I am thankful I had the chance to say my goodbye on this earth. I was able to sit beside her for a little while and try to decipher her words. She was speaking so softly. There was a moment though that was precious--she whispered, "Love you" in a raspy voice, just loud enough to be heard.
Treasured words.
Had she not whispered them however, I would have not felt unloved--my grandma loved well--her actions throughout her life spoke loudly.
During the days as more of the family members arrived, her eyes would light up with joy and laughter as stories were shared around the room.

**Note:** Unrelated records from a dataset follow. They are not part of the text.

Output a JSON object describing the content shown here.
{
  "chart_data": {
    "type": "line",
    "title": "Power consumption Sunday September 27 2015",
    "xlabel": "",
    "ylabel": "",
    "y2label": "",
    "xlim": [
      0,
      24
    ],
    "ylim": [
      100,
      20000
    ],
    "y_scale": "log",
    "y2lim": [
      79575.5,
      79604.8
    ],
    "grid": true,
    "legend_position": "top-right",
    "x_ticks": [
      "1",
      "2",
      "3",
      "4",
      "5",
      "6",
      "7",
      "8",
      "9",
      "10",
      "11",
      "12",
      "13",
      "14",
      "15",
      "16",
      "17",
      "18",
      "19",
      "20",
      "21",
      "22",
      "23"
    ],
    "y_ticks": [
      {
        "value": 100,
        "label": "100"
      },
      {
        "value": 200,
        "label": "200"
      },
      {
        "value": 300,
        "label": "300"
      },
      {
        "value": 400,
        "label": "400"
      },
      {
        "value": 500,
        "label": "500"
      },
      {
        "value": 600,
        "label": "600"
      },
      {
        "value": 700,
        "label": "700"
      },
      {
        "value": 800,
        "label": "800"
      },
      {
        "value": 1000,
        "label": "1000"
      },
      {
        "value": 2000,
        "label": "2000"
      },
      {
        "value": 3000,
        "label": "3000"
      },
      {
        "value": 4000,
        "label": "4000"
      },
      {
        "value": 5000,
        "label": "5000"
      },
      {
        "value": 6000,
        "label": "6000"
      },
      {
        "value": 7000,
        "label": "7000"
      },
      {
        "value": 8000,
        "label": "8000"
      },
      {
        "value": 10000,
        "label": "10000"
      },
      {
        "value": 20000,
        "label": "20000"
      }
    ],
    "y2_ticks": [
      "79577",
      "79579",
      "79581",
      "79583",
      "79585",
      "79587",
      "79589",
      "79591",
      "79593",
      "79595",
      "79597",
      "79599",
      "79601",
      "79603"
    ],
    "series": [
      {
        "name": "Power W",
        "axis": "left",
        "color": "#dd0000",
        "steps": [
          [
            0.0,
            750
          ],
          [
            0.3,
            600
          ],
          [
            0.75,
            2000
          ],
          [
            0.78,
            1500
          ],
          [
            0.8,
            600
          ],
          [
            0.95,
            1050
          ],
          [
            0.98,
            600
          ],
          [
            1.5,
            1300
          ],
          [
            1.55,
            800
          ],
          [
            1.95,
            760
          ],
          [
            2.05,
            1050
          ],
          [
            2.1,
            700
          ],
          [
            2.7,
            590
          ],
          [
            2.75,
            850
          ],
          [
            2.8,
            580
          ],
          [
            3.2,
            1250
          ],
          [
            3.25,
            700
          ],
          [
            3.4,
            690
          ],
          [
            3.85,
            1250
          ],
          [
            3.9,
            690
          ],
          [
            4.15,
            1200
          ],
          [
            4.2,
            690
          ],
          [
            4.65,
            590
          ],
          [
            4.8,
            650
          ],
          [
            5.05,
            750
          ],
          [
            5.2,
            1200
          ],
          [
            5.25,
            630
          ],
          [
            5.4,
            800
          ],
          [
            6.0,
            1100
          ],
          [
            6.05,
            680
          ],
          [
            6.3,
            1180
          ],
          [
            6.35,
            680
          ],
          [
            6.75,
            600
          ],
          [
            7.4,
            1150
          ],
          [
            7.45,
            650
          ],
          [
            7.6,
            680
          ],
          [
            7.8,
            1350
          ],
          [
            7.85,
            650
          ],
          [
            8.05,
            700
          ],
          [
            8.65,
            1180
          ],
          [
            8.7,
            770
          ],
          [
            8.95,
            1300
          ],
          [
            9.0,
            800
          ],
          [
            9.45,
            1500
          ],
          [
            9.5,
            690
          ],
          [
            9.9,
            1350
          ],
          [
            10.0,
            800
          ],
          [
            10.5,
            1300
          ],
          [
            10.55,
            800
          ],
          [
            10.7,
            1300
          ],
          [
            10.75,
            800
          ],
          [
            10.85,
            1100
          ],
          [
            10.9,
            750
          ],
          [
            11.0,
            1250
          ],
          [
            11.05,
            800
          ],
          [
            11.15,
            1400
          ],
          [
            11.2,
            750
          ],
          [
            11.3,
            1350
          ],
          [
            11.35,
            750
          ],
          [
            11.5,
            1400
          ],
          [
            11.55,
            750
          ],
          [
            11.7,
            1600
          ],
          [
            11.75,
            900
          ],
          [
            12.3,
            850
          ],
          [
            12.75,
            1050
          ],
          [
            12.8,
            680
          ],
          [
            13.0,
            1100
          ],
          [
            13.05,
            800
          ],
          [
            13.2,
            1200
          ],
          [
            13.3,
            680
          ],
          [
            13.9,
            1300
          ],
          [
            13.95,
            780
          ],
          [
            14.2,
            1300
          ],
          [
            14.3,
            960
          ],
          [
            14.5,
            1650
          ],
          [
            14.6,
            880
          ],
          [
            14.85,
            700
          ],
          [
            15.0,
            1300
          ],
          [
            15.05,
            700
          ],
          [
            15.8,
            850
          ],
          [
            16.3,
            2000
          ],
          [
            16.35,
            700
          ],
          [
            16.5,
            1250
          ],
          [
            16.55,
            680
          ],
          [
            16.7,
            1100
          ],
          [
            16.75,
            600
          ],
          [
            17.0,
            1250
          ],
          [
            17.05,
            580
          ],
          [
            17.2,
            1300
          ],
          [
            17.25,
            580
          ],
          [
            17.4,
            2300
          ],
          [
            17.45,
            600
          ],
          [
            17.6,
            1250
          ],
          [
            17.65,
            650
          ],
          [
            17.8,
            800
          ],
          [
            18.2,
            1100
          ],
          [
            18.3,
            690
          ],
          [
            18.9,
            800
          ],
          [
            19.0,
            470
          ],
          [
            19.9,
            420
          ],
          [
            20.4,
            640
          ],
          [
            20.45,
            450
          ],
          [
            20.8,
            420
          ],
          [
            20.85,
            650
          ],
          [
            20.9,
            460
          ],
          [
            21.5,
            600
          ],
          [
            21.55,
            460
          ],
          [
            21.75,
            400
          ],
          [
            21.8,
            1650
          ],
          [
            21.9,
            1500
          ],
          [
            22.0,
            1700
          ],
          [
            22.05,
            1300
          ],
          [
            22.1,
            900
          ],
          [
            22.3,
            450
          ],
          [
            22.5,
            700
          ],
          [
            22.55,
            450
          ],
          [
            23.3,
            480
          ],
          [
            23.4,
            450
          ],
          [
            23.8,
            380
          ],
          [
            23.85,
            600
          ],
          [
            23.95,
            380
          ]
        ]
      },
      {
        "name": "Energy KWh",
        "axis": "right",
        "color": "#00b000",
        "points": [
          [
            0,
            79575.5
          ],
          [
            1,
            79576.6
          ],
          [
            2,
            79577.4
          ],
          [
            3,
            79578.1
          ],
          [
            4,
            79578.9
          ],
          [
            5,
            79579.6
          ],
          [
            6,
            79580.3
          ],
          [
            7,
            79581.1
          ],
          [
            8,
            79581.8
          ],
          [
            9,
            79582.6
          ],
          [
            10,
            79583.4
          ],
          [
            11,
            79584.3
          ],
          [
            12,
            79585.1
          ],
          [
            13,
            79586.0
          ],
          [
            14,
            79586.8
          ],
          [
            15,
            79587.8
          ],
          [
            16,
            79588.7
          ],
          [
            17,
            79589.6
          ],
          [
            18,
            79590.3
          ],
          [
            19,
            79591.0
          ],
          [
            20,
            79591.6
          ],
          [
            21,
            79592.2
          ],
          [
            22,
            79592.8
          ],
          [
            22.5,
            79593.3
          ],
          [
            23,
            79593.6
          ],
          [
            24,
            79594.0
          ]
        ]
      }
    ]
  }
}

Memories of a strong woman who loved her family and God.
Once when she was whispering we thought she said the word "amazing". The only thing we could think she might mean was "Amazing Grace" so we began to sing the song and grandma tried to sing along with us.
Even though I am having to say goodbye for now--it is not without hope.
1 Thessalonians 4:13-14 says, "But we do not want you to be uninformed, brethren, about those who are asleep, so that you will not grieve as do the rest who have no hope. For if we believe that Jesus died and rose again, even so God will bring with Him those who have fallen asleep in Jesus."
I will not shed tears because I won't see my Grandma again--it will be for the loss on this side of heaven.
I will one day see her healthy, smiling face in Heaven.
And she will greet me with a hug and lead me to Jesus.